And why not? J.R.R. Tolkien completely reinvented the genre with the book The Hobbit, forever changing the lives of generations of fantasy nerds, including you and me. His writing led directly to a resurgence of the genre. He's the ultimate authority on all things high fantasy. He's been copied and mimicked by countless authors, from the most amateur writers of fan fiction to renowned bestselling authors. He's influenced them all, and with good reason.
|In Hobbiton, © Tara Hunt|
But what made him successful in the first place? What made his works break out with such distinction? He certainly wasn't the first to write novels in the genre. We have numerous examples of castles and knights throughout medieval history. Countless tales of dragons and assorted monsters have survived from the earliest works of history, including Beowulf and even the Bible. Rumors of those able to perform magic, witchery, sorcery or any other "dark arts" are equally as old.
|Angry Dragon, © Jonathan Dalar|
I think it's hard to say just what made Tolkien's works so great, except for the fact that everything was right. The characters were varied, interesting, and believable. The setting was wonderful, from the green, rolling hills of the Shire to the eerie muck of the Mordor swamps. His childhood, schooling, and service in World War I certainly contributed to his writing. He was first and foremost a linguist, which would have immensely broadened his writing palate. And he published in a time when the world seemed desperate to escape into an alternate world of fantasy.
Since then, much of the fantasy published has been derivative, at least in some form or another. And that's alright. It helps define the genre and give it boundaries. After all, what is high fantasy without those elves, dwarfs, goblins, and orcs?

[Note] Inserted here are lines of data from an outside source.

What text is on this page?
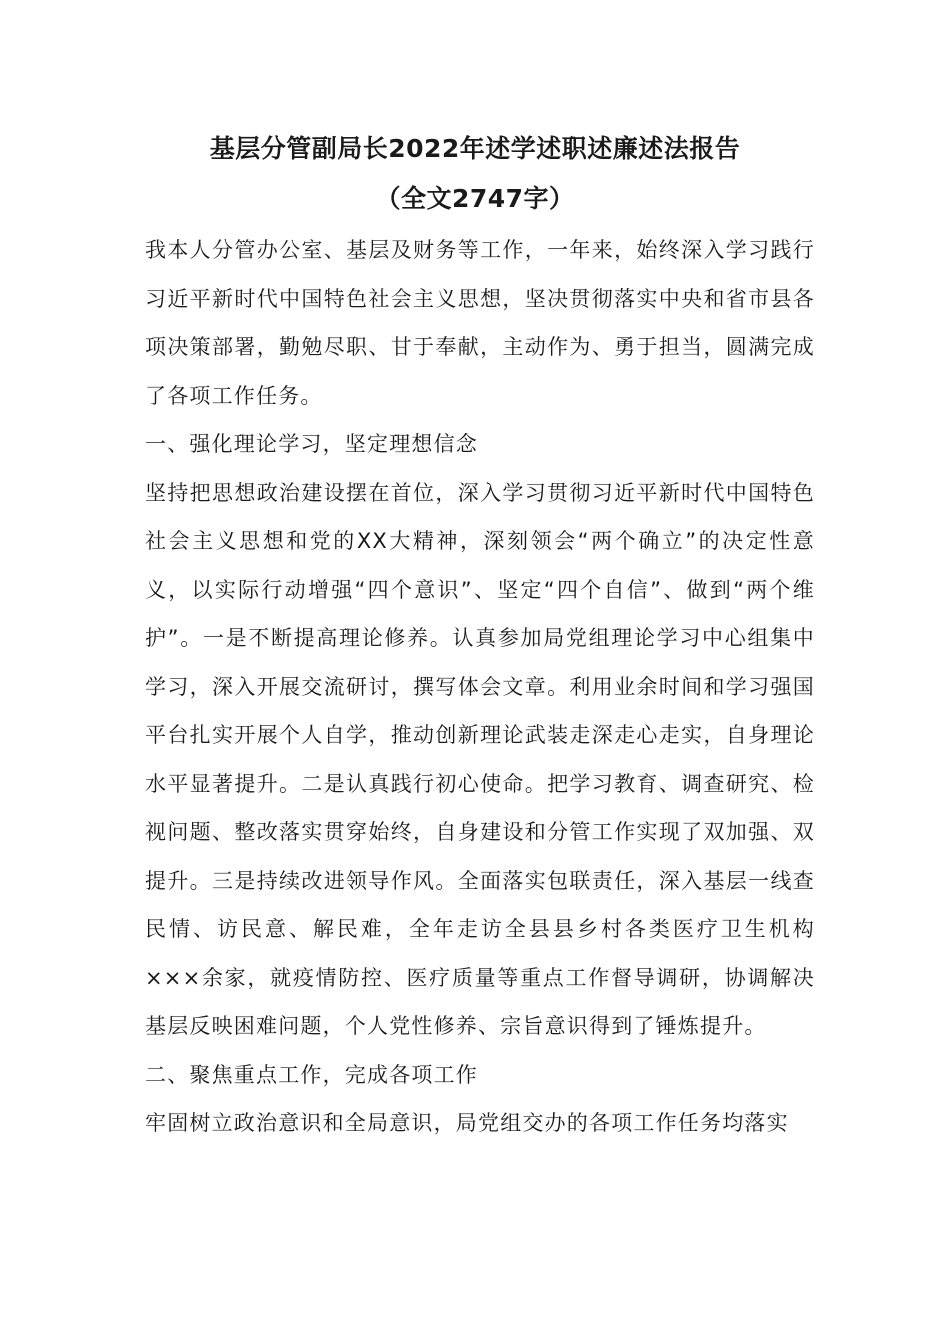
基层分管副局长2022年述学述职述廉述法报告
（全文2747字）

我本人分管办公室、基层及财务等工作，一年来，始终深入学习践行习近平新时代中国特色社会主义思想，坚决贯彻落实中央和省市县各项决策部署，勤勉尽职、甘于奉献，主动作为、勇于担当，圆满完成了各项工作任务。

一、强化理论学习，坚定理想信念

坚持把思想政治建设摆在首位，深入学习贯彻习近平新时代中国特色社会主义思想和党的XX大精神，深刻领会“两个确立”的决定性意义，以实际行动增强“四个意识”、坚定“四个自信”、做到“两个维护”。一是不断提高理论修养。认真参加局党组理论学习中心组集中学习，深入开展交流研讨，撰写体会文章。利用业余时间和学习强国平台扎实开展个人自学，推动创新理论武装走深走心走实，自身理论水平显著提升。二是认真践行初心使命。把学习教育、调查研究、检视问题、整改落实贯穿始终，自身建设和分管工作实现了双加强、双提升。三是持续改进领导作风。全面落实包联责任，深入基层一线查民情、访民意、解民难，全年走访全县县乡村各类医疗卫生机构×××余家，就疫情防控、医疗质量等重点工作督导调研，协调解决基层反映困难问题，个人党性修养、宗旨意识得到了锤炼提升。

二、聚焦重点工作，完成各项工作

牢固树立政治意识和全局意识，局党组交办的各项工作任务均落实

|Bamburgh Castle, © Nigel Chadwick|
We need certain elements to remain in fantasy, but what helped Tolkien's works stand out and endure was his creativity and imagination. He went beyond what was established in fantasy at that time and made his own boundaries. His creativity went beyond his peers and into new territory.
|Wulfgar, Celtic Warrior © Jonathan Dalar|
And that's what we need to see in fantasy today. We need it to blend with other genres, creating a variety of new sub-genres. We need authors to break the established molds and let their imagination separate from that which they grew up reading and spread into new territory.

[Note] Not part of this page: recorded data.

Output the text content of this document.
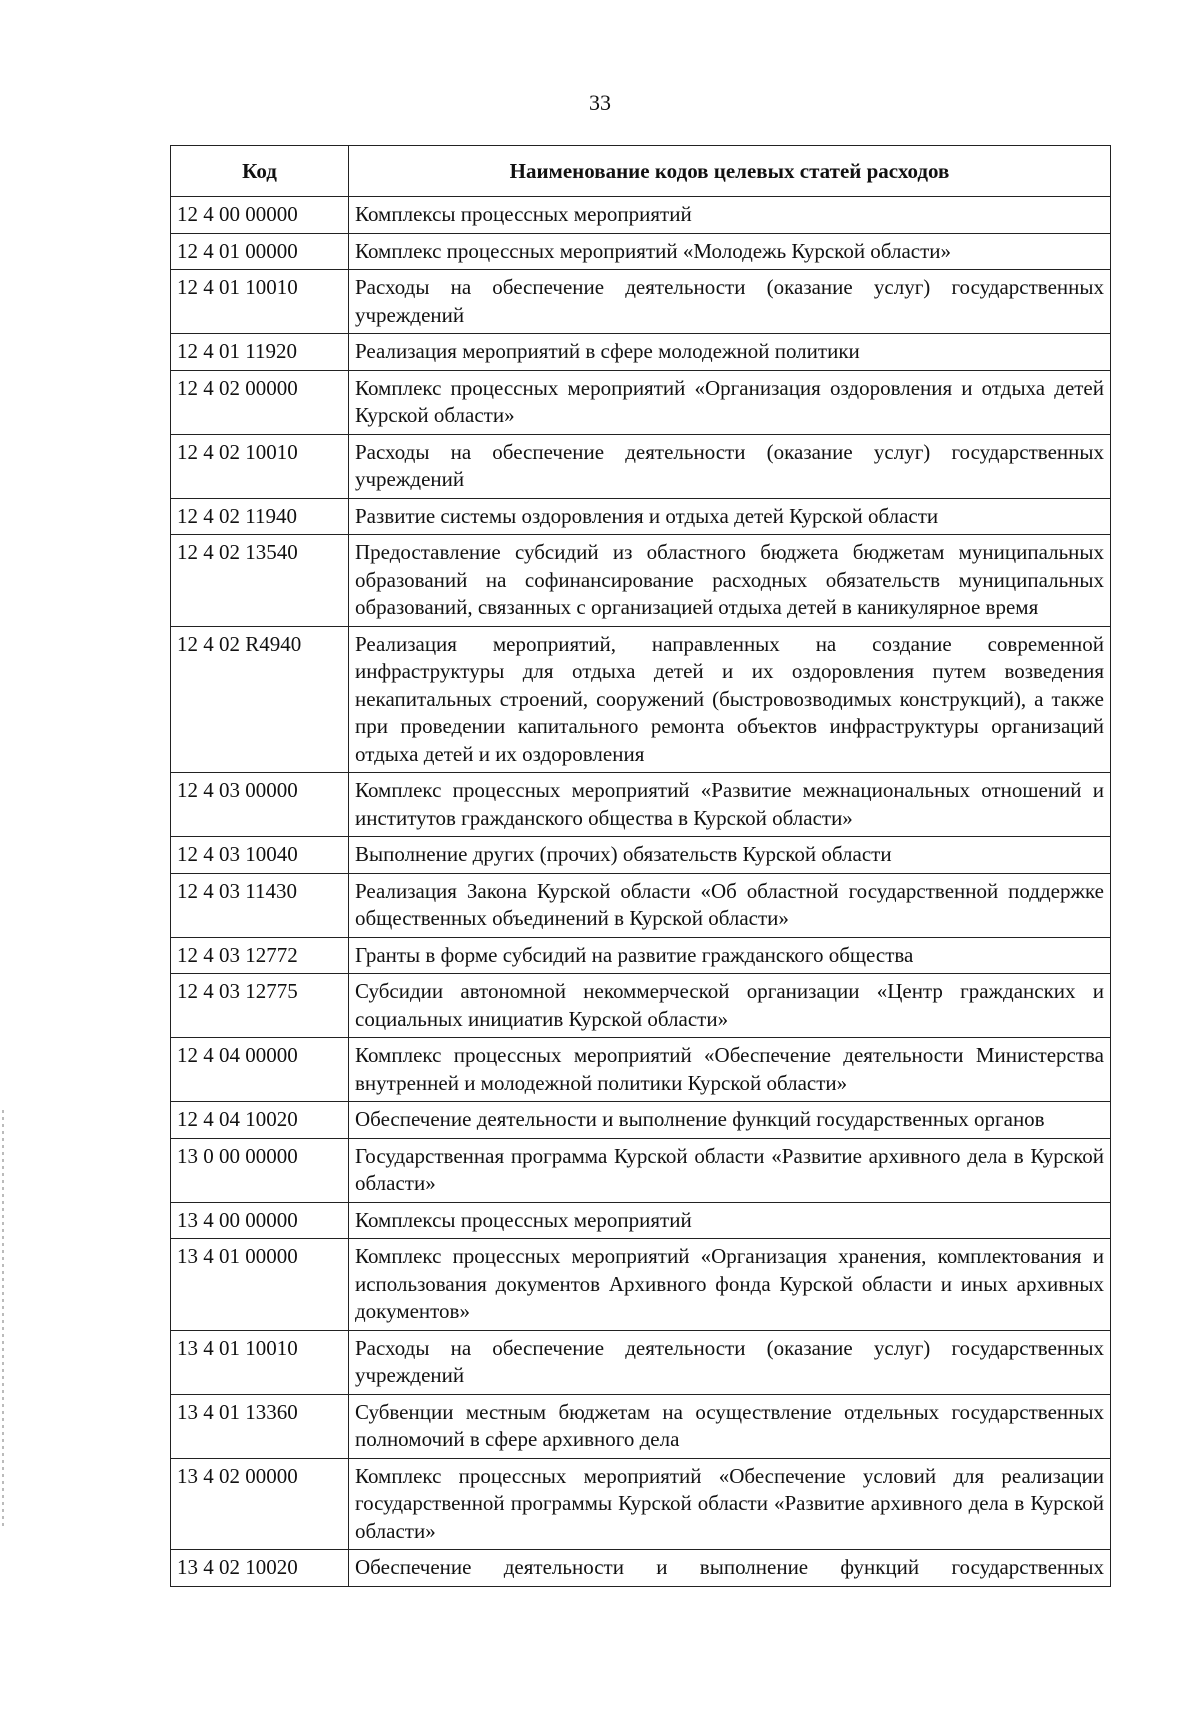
33
Код	Наименование кодов целевых статей расходов
12 4 00 00000	Комплексы процессных мероприятий
12 4 01 00000	Комплекс процессных мероприятий «Молодежь Курской области»
12 4 01 10010	Расходы на обеспечение деятельности (оказание услуг) государственных учреждений
12 4 01 11920	Реализация мероприятий в сфере молодежной политики
12 4 02 00000	Комплекс процессных мероприятий «Организация оздоровления и отдыха детей Курской области»
12 4 02 10010	Расходы на обеспечение деятельности (оказание услуг) государственных учреждений
12 4 02 11940	Развитие системы оздоровления и отдыха детей Курской области
12 4 02 13540	Предоставление субсидий из областного бюджета бюджетам муниципальных образований на софинансирование расходных обязательств муниципальных образований, связанных с организацией отдыха детей в каникулярное время
12 4 02 R4940	Реализация мероприятий, направленных на создание современной инфраструктуры для отдыха детей и их оздоровления путем возведения некапитальных строений, сооружений (быстровозводимых конструкций), а также при проведении капитального ремонта объектов инфраструктуры организаций отдыха детей и их оздоровления
12 4 03 00000	Комплекс процессных мероприятий «Развитие межнациональных отношений и институтов гражданского общества в Курской области»
12 4 03 10040	Выполнение других (прочих) обязательств Курской области
12 4 03 11430	Реализация Закона Курской области «Об областной государственной поддержке общественных объединений в Курской области»
12 4 03 12772	Гранты в форме субсидий на развитие гражданского общества
12 4 03 12775	Субсидии автономной некоммерческой организации «Центр гражданских и социальных инициатив Курской области»
12 4 04 00000	Комплекс процессных мероприятий «Обеспечение деятельности Министерства внутренней и молодежной политики Курской области»
12 4 04 10020	Обеспечение деятельности и выполнение функций государственных органов
13 0 00 00000	Государственная программа Курской области «Развитие архивного дела в Курской области»
13 4 00 00000	Комплексы процессных мероприятий
13 4 01 00000	Комплекс процессных мероприятий «Организация хранения, комплектования и использования документов Архивного фонда Курской области и иных архивных документов»
13 4 01 10010	Расходы на обеспечение деятельности (оказание услуг) государственных учреждений
13 4 01 13360	Субвенции местным бюджетам на осуществление отдельных государственных полномочий в сфере архивного дела
13 4 02 00000	Комплекс процессных мероприятий «Обеспечение условий для реализации государственной программы Курской области «Развитие архивного дела в Курской области»
13 4 02 10020	Обеспечение деятельности и выполнение функций государственных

We need heroes to fight dragons, but we also need them to fight other, as yet unnamed monstrosities. We need fresh voices to spark new interest further into the unknown, as the early pioneers Tolkien, C.S. Lewis, William Morris and others did.

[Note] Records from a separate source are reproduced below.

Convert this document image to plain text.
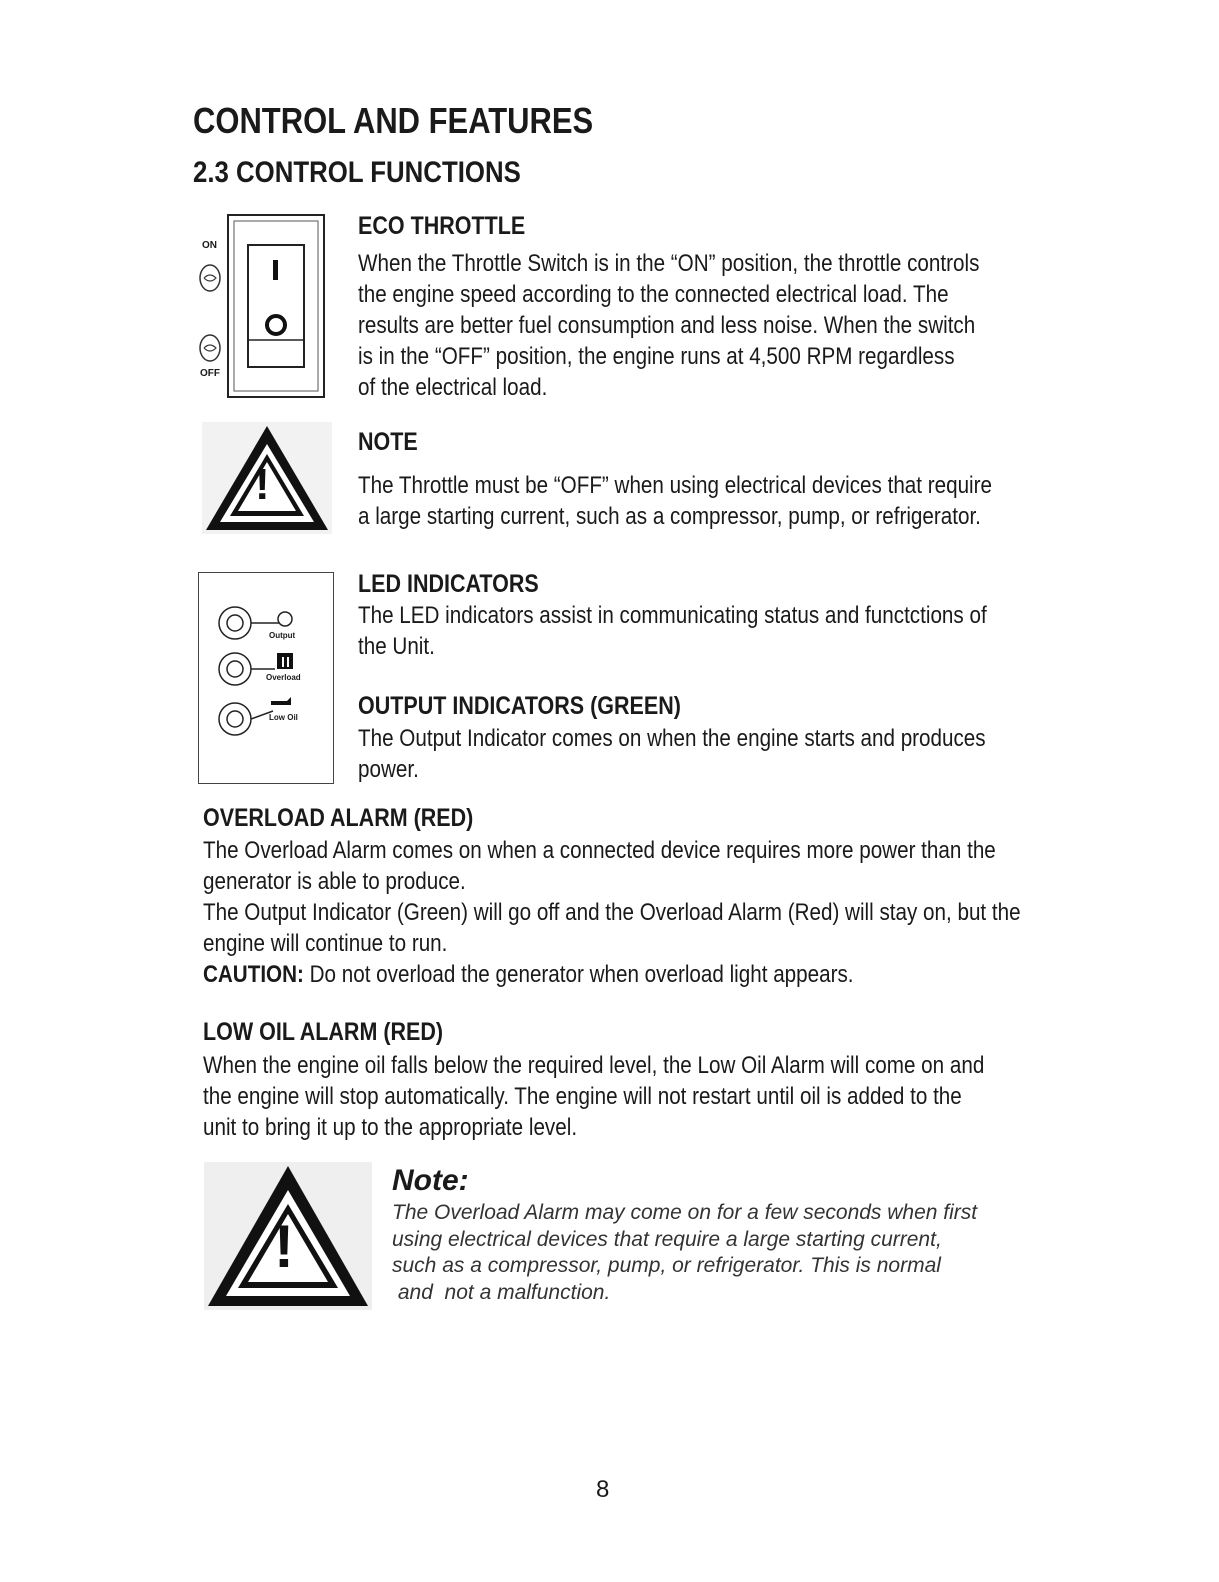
CONTROL AND FEATURES
2.3 CONTROL FUNCTIONS
ON
OFF
ECO THROTTLE

When the Throttle Switch is in the “ON” position, the throttle controls

the engine speed according to the connected electrical load. The

results are better fuel consumption and less noise. When the switch

is in the “OFF” position, the engine runs at 4,500 RPM regardless

of the electrical load.

!
NOTE

The Throttle must be “OFF” when using electrical devices that require

a large starting current, such as a compressor, pump, or refrigerator.

Output
Overload
Low Oil
LED INDICATORS

The LED indicators assist in communicating status and functctions of

the Unit.

OUTPUT INDICATORS (GREEN)

The Output Indicator comes on when the engine starts and produces

power.

OVERLOAD ALARM (RED)

The Overload Alarm comes on when a connected device requires more power than the

generator is able to produce.

The Output Indicator (Green) will go off and the Overload Alarm (Red) will stay on, but the

engine will continue to run.

CAUTION: Do not overload the generator when overload light appears.

LOW OIL ALARM (RED)

When the engine oil falls below the required level, the Low Oil Alarm will come on and

the engine will stop automatically. The engine will not restart until oil is added to the

unit to bring it up to the appropriate level.

!
Note:

The Overload Alarm may come on for a few seconds when first

using electrical devices that require a large starting current,

such as a compressor, pump, or refrigerator. This is normal

and  not a malfunction.

8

We've gotten that to some extent already. J.K. Rowling did exactly that for young adult fantasy, blending the mundane world with the wonders of Hogwarts. And even if some of us older and more cynical readers aren't completely enamored with her stories of a twelve year old boy's discovering his magic wand, we have to admit it was just the boost of energy the genre needed.
|Jacobite Steam Train over the 21 Arch Viaduct near Glenfinnan, © Paul Ashwin|
It isn't exactly high fantasy, but it's soundly within the fantasy genre. And it works. Rowling pushed the boundaries by not only creating an epic fantasy story appealing to generations, but also ventured into new territory in doing so. Before, we had stories told of alternate fantasy worlds such as Tolkien's, David Eddings and others. We had stories with portals that took us from our world into an alternate time or reality, such as in some of the works by Stephen R. Donaldson. And now we have the world of Hogwarts, that blends and blurs the realities of the magical realm with our own.
It seems we see literary agents, editors and publishers clamoring on almost a daily basis for "the next Harry Potter". Everyone is looking for the next big break-out in fantasy, particularly young adult fantasy. It's a hot ticket at the moment, and rightly so. After all, Harry Potter made a lot of people a whole lot of money.
It's only a matter of time. It's probably out there already, being typed out on a laptop somewhere between college classes, or in stolen moments when the kids are asleep and the spouse is watching prime time television. Maybe it's yours. I'd say it's mine, but only if we were talking about science fiction. Regardless, when we find it, the genre will be a little better for it.